Moving from the thumb to other hand parts, Charles' brother Joseph Vacanti, a transplant surgeon and tissue-engineering pioneer in his own right, has grown human-shaped fingers on the back of a mouse, demonstrating that different cell types can grow together. He and colleagues at Boston's Massachusetts General Hospital shaped a polymer to resemble the end and middle finger bones. These shapes were seeded with bone, cartilage and tendon cells from a cow. Then the medical team assembled the pieces under the skin of the mouse--"just like you'd assemble the parts of a model airplane," says Vacanti.

VEINS AND ARTERIES. Blood vessels present a special challenge: they must be strong yet flexible enough to expand and contract with each heartbeat. Joseph Vacanti's group has grown a tube of sheep-muscle cells around a polymer, added closely packed lining cells to the inside and stitched it into a sheep's pulmonary-artery circuit. Blood pulsing against the walls gradually strengthens the muscle cells, just as weight training builds biceps. To make smaller vessels, Laval's Auger bends a sheet of muscle cells around a plastic tube and reinforces it with an outer layer of stiffer cells. Then he removes the tube and seeds the inside with lining cells, which soon grow together. The vessels have worked well in animal tests, and in the lab have withstood blood pressure 20 times normal.

LIVERS AND BLADDERS. Anthony Atala, a surgeon who makes bladders at Boston's Children's Hospital, has taken muscle cells from the outside of dog bladders and lining cells from the inside and grown them in his lab. The cells, fed the proper growth-prompting chemicals, happily go forth and multiply. "In six weeks we have enough cells to cover a football field," Atala says. He placed a few muscle cells on the surface of a small polymer sphere and some lining cells on the inside. When he inserted the sphere in a dog's urinary system, the artificial bladder began to function like the real thing. Bioengineer Linda Griffith at nearby Massachusetts Institute of Technology is doing similar work with rat-liver tissue.
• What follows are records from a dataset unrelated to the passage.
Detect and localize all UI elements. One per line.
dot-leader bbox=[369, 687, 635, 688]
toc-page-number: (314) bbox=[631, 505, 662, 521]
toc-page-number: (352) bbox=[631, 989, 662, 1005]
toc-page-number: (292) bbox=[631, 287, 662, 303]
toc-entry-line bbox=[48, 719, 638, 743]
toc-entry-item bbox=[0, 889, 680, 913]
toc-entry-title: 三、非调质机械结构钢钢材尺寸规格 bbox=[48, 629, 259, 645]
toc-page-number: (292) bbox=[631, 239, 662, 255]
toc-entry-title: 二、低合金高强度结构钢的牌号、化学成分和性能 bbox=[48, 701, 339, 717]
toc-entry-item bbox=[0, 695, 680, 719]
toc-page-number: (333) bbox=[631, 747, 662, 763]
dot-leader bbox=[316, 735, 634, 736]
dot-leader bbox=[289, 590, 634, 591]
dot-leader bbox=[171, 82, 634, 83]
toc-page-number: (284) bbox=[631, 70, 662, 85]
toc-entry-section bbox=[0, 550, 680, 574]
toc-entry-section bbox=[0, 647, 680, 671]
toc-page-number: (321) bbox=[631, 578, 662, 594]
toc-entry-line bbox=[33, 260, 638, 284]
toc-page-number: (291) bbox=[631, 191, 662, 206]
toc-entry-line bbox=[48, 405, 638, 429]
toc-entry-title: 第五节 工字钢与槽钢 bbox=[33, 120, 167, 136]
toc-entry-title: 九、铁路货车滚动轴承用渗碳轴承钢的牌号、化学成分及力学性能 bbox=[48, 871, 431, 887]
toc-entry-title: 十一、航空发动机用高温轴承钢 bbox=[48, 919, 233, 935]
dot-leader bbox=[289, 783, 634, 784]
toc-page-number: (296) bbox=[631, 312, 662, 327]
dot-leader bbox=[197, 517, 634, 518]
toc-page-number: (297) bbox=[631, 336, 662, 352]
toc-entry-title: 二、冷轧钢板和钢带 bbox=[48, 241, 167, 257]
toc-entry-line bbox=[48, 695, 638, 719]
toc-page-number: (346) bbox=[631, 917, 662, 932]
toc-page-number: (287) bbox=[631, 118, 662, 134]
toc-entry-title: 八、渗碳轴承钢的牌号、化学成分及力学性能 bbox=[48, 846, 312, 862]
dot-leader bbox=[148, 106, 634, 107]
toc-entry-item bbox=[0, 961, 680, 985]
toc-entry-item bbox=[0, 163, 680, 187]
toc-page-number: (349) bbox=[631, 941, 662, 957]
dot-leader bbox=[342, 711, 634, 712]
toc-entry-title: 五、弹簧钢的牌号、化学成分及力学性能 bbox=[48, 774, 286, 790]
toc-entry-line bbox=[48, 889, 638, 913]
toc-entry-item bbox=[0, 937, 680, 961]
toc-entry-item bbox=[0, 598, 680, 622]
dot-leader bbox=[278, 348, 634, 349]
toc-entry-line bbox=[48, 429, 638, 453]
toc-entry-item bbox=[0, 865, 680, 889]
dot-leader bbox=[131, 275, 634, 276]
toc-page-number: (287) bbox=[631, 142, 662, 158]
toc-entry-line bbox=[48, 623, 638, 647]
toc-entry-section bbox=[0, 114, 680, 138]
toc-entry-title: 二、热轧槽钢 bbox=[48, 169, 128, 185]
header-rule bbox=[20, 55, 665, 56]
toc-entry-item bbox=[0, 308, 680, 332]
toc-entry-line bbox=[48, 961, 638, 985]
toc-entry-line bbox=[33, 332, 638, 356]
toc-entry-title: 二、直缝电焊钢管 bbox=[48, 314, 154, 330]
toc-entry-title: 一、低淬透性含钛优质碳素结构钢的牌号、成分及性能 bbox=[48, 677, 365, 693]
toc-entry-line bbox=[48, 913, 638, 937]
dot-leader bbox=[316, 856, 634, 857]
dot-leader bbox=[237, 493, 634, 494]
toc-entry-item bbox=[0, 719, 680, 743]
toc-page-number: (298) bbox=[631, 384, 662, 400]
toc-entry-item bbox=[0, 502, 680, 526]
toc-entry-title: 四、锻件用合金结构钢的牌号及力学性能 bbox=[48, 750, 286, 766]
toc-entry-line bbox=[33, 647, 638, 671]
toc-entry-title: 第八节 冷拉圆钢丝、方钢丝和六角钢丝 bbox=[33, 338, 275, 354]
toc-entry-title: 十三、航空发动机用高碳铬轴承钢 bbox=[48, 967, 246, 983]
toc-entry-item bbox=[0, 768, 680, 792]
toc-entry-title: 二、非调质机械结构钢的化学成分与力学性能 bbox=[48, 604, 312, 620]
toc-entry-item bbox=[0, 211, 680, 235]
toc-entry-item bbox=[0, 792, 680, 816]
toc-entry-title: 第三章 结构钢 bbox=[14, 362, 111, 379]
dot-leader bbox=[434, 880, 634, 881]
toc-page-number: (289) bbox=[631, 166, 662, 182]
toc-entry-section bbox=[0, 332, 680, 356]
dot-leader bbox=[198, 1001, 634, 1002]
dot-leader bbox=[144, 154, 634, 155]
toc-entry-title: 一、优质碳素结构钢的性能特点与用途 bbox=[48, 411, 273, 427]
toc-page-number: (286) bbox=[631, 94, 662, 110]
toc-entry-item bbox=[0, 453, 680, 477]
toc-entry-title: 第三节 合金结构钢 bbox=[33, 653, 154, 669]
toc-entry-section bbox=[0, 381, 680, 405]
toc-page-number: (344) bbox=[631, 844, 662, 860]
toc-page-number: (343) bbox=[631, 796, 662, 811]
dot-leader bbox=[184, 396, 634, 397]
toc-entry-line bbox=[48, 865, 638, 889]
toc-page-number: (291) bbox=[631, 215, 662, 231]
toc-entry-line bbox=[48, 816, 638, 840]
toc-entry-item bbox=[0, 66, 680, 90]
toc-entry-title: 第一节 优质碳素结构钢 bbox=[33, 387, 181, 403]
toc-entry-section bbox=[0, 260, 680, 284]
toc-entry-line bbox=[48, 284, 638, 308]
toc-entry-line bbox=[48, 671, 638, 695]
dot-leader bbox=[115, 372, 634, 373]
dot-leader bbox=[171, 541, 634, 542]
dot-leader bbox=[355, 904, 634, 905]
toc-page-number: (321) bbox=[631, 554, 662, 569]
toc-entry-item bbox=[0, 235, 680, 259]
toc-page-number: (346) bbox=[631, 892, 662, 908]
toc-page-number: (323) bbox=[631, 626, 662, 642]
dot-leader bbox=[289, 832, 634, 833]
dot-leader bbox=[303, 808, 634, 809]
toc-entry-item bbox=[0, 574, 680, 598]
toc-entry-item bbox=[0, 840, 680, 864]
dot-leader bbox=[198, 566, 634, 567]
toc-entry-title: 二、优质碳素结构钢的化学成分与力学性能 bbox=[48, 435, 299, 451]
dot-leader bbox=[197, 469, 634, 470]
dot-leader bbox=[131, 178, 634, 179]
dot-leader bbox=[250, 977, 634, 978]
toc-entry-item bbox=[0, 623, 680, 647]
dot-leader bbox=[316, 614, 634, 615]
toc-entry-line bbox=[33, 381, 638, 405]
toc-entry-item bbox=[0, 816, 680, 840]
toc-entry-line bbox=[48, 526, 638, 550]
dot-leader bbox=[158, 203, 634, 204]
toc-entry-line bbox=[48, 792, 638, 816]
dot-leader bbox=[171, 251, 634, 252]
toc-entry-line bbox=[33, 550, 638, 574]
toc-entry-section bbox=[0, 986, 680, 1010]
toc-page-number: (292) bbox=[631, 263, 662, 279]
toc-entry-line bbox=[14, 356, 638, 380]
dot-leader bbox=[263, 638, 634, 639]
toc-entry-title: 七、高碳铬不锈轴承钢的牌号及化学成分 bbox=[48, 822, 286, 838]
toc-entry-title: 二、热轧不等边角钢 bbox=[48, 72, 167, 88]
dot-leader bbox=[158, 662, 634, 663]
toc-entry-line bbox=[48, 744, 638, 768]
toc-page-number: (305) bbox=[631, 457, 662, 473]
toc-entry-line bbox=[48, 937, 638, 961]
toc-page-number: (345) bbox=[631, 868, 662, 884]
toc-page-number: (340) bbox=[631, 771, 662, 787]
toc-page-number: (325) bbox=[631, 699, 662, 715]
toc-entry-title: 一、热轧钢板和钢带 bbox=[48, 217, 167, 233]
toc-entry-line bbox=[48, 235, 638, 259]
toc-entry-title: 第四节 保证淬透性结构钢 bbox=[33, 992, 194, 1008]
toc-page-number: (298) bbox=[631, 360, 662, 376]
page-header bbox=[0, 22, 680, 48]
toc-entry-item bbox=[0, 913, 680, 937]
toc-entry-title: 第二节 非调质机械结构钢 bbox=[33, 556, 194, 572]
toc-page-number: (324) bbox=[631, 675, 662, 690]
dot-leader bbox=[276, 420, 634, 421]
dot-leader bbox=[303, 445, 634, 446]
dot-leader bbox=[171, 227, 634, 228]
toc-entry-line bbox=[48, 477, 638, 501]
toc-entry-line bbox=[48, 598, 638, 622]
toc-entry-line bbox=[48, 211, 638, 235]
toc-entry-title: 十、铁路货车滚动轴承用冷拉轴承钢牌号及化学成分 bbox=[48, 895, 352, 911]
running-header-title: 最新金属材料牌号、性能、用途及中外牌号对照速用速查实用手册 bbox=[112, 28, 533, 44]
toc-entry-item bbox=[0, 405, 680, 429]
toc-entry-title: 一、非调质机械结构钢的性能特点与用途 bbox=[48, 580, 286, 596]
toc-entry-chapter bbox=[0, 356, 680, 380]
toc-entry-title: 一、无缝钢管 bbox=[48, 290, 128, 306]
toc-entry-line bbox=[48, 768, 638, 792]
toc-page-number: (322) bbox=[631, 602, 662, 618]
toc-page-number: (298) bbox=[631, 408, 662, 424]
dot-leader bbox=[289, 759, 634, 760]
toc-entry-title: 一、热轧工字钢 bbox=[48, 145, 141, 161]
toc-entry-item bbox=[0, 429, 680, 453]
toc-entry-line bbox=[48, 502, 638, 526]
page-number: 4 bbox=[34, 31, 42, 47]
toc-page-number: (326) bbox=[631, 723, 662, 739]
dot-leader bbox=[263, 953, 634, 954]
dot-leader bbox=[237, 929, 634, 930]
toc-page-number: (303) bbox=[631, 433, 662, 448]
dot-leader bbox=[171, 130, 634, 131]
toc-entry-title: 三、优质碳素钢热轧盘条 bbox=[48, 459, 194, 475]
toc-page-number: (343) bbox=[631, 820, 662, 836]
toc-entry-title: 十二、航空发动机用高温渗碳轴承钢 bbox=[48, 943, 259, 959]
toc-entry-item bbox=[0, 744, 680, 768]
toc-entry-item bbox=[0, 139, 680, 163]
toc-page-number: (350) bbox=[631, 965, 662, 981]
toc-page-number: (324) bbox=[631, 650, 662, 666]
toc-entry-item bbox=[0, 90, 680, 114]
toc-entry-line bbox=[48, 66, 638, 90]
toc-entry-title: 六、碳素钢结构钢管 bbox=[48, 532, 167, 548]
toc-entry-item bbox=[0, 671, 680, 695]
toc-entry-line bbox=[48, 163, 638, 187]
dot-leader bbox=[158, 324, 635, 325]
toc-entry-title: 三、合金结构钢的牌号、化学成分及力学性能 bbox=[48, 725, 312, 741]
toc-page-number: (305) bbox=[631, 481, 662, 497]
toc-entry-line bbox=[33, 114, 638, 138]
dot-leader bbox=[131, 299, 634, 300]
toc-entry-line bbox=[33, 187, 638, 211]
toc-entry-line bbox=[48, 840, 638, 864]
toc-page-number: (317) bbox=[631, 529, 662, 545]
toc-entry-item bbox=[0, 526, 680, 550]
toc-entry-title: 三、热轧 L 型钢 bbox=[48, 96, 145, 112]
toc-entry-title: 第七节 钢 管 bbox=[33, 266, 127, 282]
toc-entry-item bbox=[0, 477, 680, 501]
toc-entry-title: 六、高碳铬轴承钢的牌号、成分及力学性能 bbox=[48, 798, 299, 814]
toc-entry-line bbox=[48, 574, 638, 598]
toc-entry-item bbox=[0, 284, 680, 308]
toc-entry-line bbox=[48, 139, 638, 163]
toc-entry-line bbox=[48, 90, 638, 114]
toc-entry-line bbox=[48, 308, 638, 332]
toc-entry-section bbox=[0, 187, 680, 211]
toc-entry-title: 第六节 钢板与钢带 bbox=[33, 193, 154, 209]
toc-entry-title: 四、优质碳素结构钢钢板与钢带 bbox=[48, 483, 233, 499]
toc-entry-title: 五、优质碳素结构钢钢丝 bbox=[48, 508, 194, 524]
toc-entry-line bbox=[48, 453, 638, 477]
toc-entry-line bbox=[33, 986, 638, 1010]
THE HEART--AND BEYOND. One drawback with all these techniques is that it takes time, usually several weeks, to grow organs using the patient's own cells. Although using these cells sidesteps the rejection problem, time is a luxury many patients, particularly heart patients, can't afford. So Michael Sefton, who directs the tissue-engineering center at the University of Toronto, has proposed building a "heart in a box"--complete with chambers, valves and heart muscles--from cells genetically engineered to block the signal with which the body marshals cells to attack invaders. Sefton envisions spin-offs along the way--like immune-system-resistant replacement valves--to justify the project's $5 billion cost.

Replacement hearts--or even replacement heart parts--are at least a decade off, estimates Kiki Hellman, who monitors tissue-engineering efforts for the FDA. "Any problem that requires lots of cell types 'talking' to one another is really hard," she notes. Bone and cartilage efforts are much closer to fruition, and could be ready for human trials within two years. And what of those magical stem cells that can grow into any organ you happen to need--if the law, and biologists' knowledge, permit? "Using them," says Sefton, "is really the Holy Grail."